Open piconti opened 6 months ago
It is not clear exactly which command should have been used for the actual detection. Two text-reuse detections were launched, with different configurations:
1st configuration (similar to the one for boilerplate):
SPARK_SUBMIT_ARGS='—master local[25] —driver-memory 200G —executor-memory 200G —conf spark.local.dir=/scratch/piconti/impresso/spark-tmp/' passim -w 4 —schema-path="/home/piconti/impresso-passim/sample_data/passim.schema" —fields 'date(date) as day' —pairwise —output-format json —filterpairs 'day < day2 AND datediff(day2,day) < 32 AND gid = gid2 AND uid <> uid2' "/scratch/piconti/impresso/text_reuse/rebuilt_data/*.jsonl.bz2" "/scratch/piconti/impresso/text_reuse/passim_output/"
2nd configuration launched (matches the one from 2019 currently in the S3):
SPARK_SUBMIT_ARGS='--master local[30] --driver-memory 200G --executor-memory 200G --conf spark.local.dir=/scratch/piconti/impresso/spark-tmp/' passim --schema-path="/home/piconti/impresso-passim/sample_data/passim.schema" --output-format json --filterpairs 'gid < gid2' "/scratch/piconti/impresso/text_reuse/rebuilt_data/*.jsonl.bz2" "/scratch/piconti/impresso/text_reuse/passim_output_conf2/"

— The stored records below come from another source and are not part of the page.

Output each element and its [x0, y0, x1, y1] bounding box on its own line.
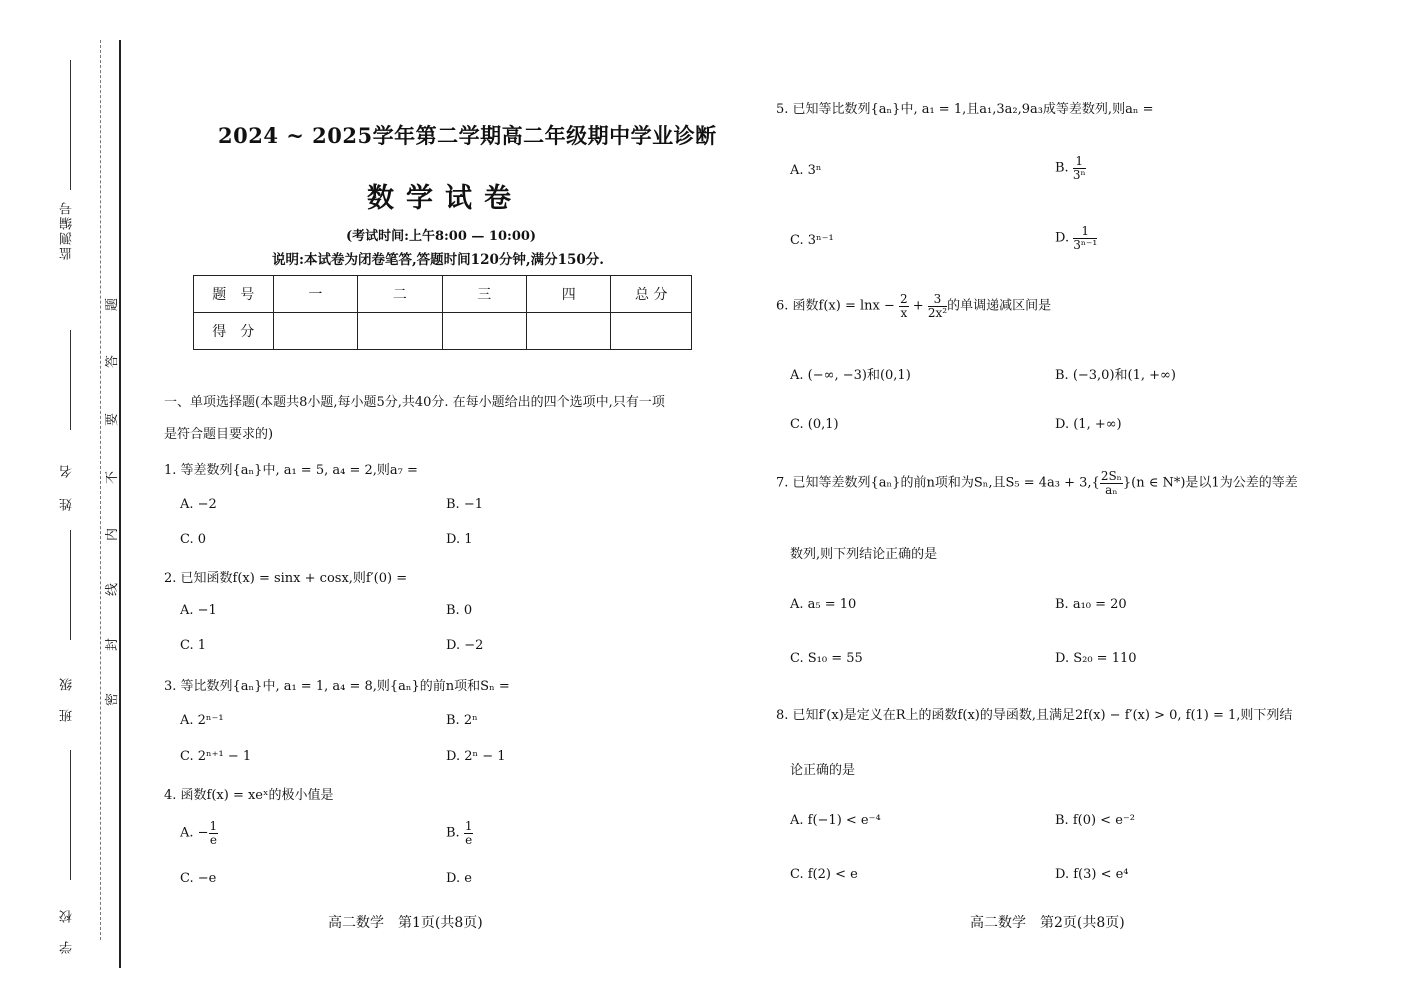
q5-option-a[interactable]: A. 3ⁿ	[790, 163, 822, 178]
score-cell-part4: 四	[527, 276, 611, 313]
exam-title: 2024 ~ 2025学年第二学期高二年级期中学业诊断	[218, 123, 717, 148]
q8-option-d[interactable]: D. f(3) < e⁴	[1055, 867, 1129, 882]
q2-option-b[interactable]: B. 0	[446, 603, 473, 618]
school-label: 学校	[60, 892, 75, 954]
score-cell-total: 总 分	[611, 276, 692, 313]
footer-left: 高二数学 第1页(共8页)	[328, 915, 483, 931]
q6-option-d[interactable]: D. (1, +∞)	[1055, 417, 1122, 432]
question-8-stem-2: 论正确的是	[790, 763, 856, 778]
q6-stem-part-c: 的单调递减区间是	[947, 298, 1052, 314]
fraction-denominator: aₙ	[1105, 483, 1118, 497]
q2-option-d[interactable]: D. −2	[446, 638, 484, 653]
q7-stem-part-a: 7. 已知等差数列{aₙ}的前n项和为Sₙ,且S₅ = 4a₃ + 3,{	[776, 475, 1100, 491]
seal-char: 封	[105, 637, 121, 652]
exam-time: (考试时间:上午8:00 — 10:00)	[346, 229, 537, 244]
seal-char: 要	[105, 412, 121, 427]
q3-option-a[interactable]: A. 2ⁿ⁻¹	[180, 713, 224, 728]
question-4-stem: 4. 函数f(x) = xeˣ的极小值是	[164, 788, 334, 803]
name-line	[70, 330, 71, 430]
q7-stem-part-b: }(n ∈ N*)是以1为公差的等差	[1122, 475, 1298, 491]
score-input-3[interactable]	[442, 313, 526, 350]
q4-option-b-prefix: B.	[446, 825, 464, 841]
q3-option-c[interactable]: C. 2ⁿ⁺¹ − 1	[180, 749, 252, 764]
fraction-numerator: 1	[209, 819, 218, 833]
fraction-numerator: 1	[1073, 225, 1097, 239]
seal-char: 内	[105, 527, 121, 542]
q6-stem-part-a: 6. 函数f(x) = lnx −	[776, 298, 895, 314]
q2-option-a[interactable]: A. −1	[180, 603, 217, 618]
q6-option-b[interactable]: B. (−3,0)和(1, +∞)	[1055, 368, 1176, 383]
name-label: 姓名	[60, 445, 75, 511]
fraction-numerator: 2Sₙ	[1100, 469, 1122, 483]
fraction-numerator: 1	[1073, 155, 1086, 169]
q1-option-d[interactable]: D. 1	[446, 532, 473, 547]
seal-char: 线	[105, 582, 121, 597]
fraction-numerator: 2	[900, 292, 908, 306]
q5-option-b-prefix: B.	[1055, 160, 1073, 176]
seal-char: 密	[105, 692, 121, 707]
name-line-2	[70, 530, 71, 640]
question-1-stem: 1. 等差数列{aₙ}中, a₁ = 5, a₄ = 2,则a₇ =	[164, 463, 418, 478]
q4-option-a[interactable]	[180, 820, 218, 846]
score-cell-part3: 三	[442, 276, 526, 313]
q4-option-a-fraction	[209, 820, 219, 846]
fraction-numerator: 3	[928, 293, 947, 307]
footer-right: 高二数学 第2页(共8页)	[970, 915, 1125, 931]
fraction-denominator: 3ⁿ⁻¹	[1073, 238, 1098, 252]
score-table-header-row	[194, 276, 692, 313]
q3-option-b[interactable]: B. 2ⁿ	[446, 713, 478, 728]
binding-border	[119, 40, 121, 968]
q5-option-d[interactable]	[1055, 225, 1097, 251]
q1-option-a[interactable]: A. −2	[180, 497, 217, 512]
q8-option-b[interactable]: B. f(0) < e⁻²	[1055, 813, 1135, 828]
exam-subject: 数学试卷	[367, 183, 523, 214]
score-cell-part1: 一	[273, 276, 357, 313]
fraction-numerator: 1	[464, 819, 473, 833]
score-row-label: 得 分	[194, 313, 274, 350]
q6-option-a[interactable]: A. (−∞, −3)和(0,1)	[790, 368, 911, 383]
seal-char: 不	[105, 470, 121, 485]
q7-option-d[interactable]: D. S₂₀ = 110	[1055, 651, 1137, 666]
q6-option-c[interactable]: C. (0,1)	[790, 417, 839, 432]
q2-option-c[interactable]: C. 1	[180, 638, 207, 653]
q3-option-d[interactable]: D. 2ⁿ − 1	[446, 749, 506, 764]
question-2-stem: 2. 已知函数f(x) = sinx + cosx,则f′(0) =	[164, 571, 408, 586]
q7-option-c[interactable]: C. S₁₀ = 55	[790, 651, 863, 666]
question-7-stem	[776, 470, 1298, 496]
q8-option-c[interactable]: C. f(2) < e	[790, 867, 858, 882]
question-6-stem	[776, 293, 1051, 319]
score-input-1[interactable]	[273, 313, 357, 350]
q5-option-b[interactable]	[1055, 155, 1086, 181]
q4-option-a-prefix: A. −	[180, 825, 209, 841]
monitor-no-line	[70, 60, 71, 190]
score-table-score-row	[194, 313, 692, 350]
q1-option-b[interactable]: B. −1	[446, 497, 483, 512]
q5-option-d-prefix: D.	[1055, 230, 1074, 246]
q4-option-c[interactable]: C. −e	[180, 871, 217, 886]
seal-char: 答	[105, 354, 121, 369]
score-cell-label: 题 号	[194, 276, 274, 313]
q8-option-a[interactable]: A. f(−1) < e⁻⁴	[790, 813, 881, 828]
q6-stem-fraction-2	[928, 293, 947, 319]
q7-option-a[interactable]: A. a₅ = 10	[790, 597, 857, 612]
score-input-2[interactable]	[358, 313, 442, 350]
section1-heading: 一、单项选择题(本题共8小题,每小题5分,共40分. 在每小题给出的四个选项中,只有一项	[164, 395, 665, 410]
score-input-4[interactable]	[527, 313, 611, 350]
q6-stem-part-b: +	[912, 298, 924, 314]
question-7-stem-2: 数列,则下列结论正确的是	[790, 547, 938, 562]
question-8-stem: 8. 已知f′(x)是定义在R上的函数f(x)的导函数,且满足2f(x) − f′(x) > 0, f(1) = 1,则下列结	[776, 708, 1293, 723]
class-label: 班级	[60, 660, 75, 722]
q4-option-b-fraction	[464, 820, 474, 846]
q5-option-c[interactable]: C. 3ⁿ⁻¹	[790, 233, 834, 248]
question-3-stem: 3. 等比数列{aₙ}中, a₁ = 1, a₄ = 8,则{aₙ}的前n项和Sₙ =	[164, 679, 510, 694]
fraction-denominator: e	[465, 833, 473, 847]
exam-note: 说明:本试卷为闭卷笔答,答题时间120分钟,满分150分.	[272, 252, 604, 268]
q4-option-d[interactable]: D. e	[446, 871, 472, 886]
q5-option-d-fraction	[1073, 225, 1097, 251]
score-input-total[interactable]	[611, 313, 692, 350]
class-line	[70, 750, 71, 880]
q6-stem-fraction-1	[899, 293, 909, 319]
fraction-denominator: 2x²	[927, 306, 948, 320]
score-table	[193, 275, 692, 350]
q7-stem-fraction	[1100, 470, 1123, 496]
q4-option-b[interactable]	[446, 820, 473, 846]
question-5-stem: 5. 已知等比数列{aₙ}中, a₁ = 1,且a₁,3a₂,9a₃成等差数列,则aₙ =	[776, 102, 1154, 117]
fraction-denominator: x	[900, 306, 908, 320]
section1-heading-2: 是符合题目要求的)	[164, 427, 274, 442]
fraction-denominator: 3ⁿ	[1072, 168, 1086, 182]
seal-dash-line	[100, 40, 101, 940]
q7-option-b[interactable]: B. a₁₀ = 20	[1055, 597, 1127, 612]
q1-option-c[interactable]: C. 0	[180, 532, 207, 547]
seal-char: 题	[105, 297, 121, 312]
score-cell-part2: 二	[358, 276, 442, 313]
q5-option-b-fraction	[1073, 155, 1086, 181]
fraction-denominator: e	[209, 833, 217, 847]
monitor-no-label: 监测编号	[60, 200, 75, 260]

The results of both will be postprocessed and compared to see which match most the previous results and/or are the best.
Using the python version has not been experimented with. This could be done for the next release potentially, where another approach will probably need to be devised due to the very large amount of new data coming in.
Text-reuse detection with Passim version 1 takes place in multiple steps:
Some of these steps have already been done, others are in the process. Among the important steps is adapting a lot of the code that was previously run with dask-kubernetes to be run on runai. This means creating a docker image and scripts that perform all the various steps.